Resposta: Gostei de todas, mas se calhar digo as provas de equipa de exterior por ser muitas horas a fio a trabalhar e era muito exigente. Eu associo o facto das provas de equipa me terem corrido tão bem devido ao Técnico, que acaba por nos habituar a sentir sempre pressão. A pressão que eu senti no programa é a mesma pressão que eu sentia na faculdade […] então, eu entrava nas provas de equipa, passavam-se 5 horas, e eu não dava por nada, mas a exigência sentia-se, até porque a Célia sentiu-se mal algumas vezes, as pessoas estavam tão no momento que acabámos todos por apanhar escaldões com o sol […] as condições do exterior são muito mais exigentes e temos menos recursos do que em estúdio, o que acaba por nos dar outro tipo de experiência na cozinha.
Questão: O que retiras como principais ensinamentos desta experiência?
Resposta: Trabalhar em equipa numa cozinha é das coisas mais fundamentais que aprendi, assim como gestão de tempo, porque eu fui para lá e não tinha muita noção de como gerir o tempo numa cozinha […] também retiro como ensinamentos as técnicas que aprendi e a oportunidade de ganhar uma grande rede de contactos. Foi tudo incrível, foi uma experiência muito enriquecedora.
Questão: Gostastes da experiência do workshop do NAPE que fizeste?
Resposta: Gostei muito mesmo e voltarei a repetir, acho que eles também gostaram muito da adesão porque esgotou as vagas muito rapidamente, fico muito feliz que tenha sido assim. Surgiu interesse de voltar a fazer mais vezes, mas é difícil conciliar isso pro bono porque envolve mesmo muita organização, desde a logística do espaço aos ingredientes e recursos limitados […] tudo isso envolve tempo livre meu, para também preparar as receitas e as fichas técnicas, e tenho de saber para quantas pessoas vou cozinhar. Correu muito bem, improvisei algumas coisas, era a primeira vez que estava a fazer um workshop naquelas condições, mas foi muito giro, cozinhei um prato de risotto de cogumelos e um de massa fresca com molho de tomate.
Questão: Quais são os teus próximos passos e objetivos na cozinha?

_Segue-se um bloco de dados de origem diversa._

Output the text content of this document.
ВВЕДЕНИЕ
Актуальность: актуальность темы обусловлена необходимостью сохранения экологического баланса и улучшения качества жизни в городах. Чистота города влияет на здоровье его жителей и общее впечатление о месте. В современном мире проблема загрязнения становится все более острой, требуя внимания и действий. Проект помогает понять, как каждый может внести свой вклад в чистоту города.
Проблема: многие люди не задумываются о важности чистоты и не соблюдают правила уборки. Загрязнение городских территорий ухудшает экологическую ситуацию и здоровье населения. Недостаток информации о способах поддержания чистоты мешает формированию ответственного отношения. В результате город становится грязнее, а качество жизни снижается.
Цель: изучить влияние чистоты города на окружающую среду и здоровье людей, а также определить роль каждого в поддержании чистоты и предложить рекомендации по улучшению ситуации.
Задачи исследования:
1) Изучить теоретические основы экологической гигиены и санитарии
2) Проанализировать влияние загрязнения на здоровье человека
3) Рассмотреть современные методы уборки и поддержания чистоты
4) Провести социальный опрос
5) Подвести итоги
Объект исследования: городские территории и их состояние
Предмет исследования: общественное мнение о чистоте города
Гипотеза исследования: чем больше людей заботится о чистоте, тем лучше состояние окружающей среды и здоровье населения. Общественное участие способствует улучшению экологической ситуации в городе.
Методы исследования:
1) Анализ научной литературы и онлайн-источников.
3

Resposta: Eu era das pessoas mais novas lá e dos que provavelmente tinha menos experiência em cozinhar, então tenho noção que a minha credibilidade para entrar logo no mundo da cozinha não é a maior […] o programa é uma porta muito boa, mas preciso de experiências numa cozinha profissional e de mostrar realmente que é isto que eu quero fazer. De momento, o meu objetivo é conciliar isto com o Técnico, mas queria arranjar um estágio part time […] os chefs também nos ajudam muito com isso e oferecem-se para nos ajudar depois de nos conhecerem no programa. Entretanto, estou a dar workshops e showcookings, tal como fiz com o workshop do NAPE, para ganhar mais experiência e, eventualmente, num futuro mesmo muito longínquo, tipo daqui a 15 anos abrir o meu restaurante. Agora, quero experiência em cozinhas profissionais para perceber se é mesmo isso que eu quero fazer ou se me fico pelos showcookings, workshops e consultoria. O futuro logo o dirá.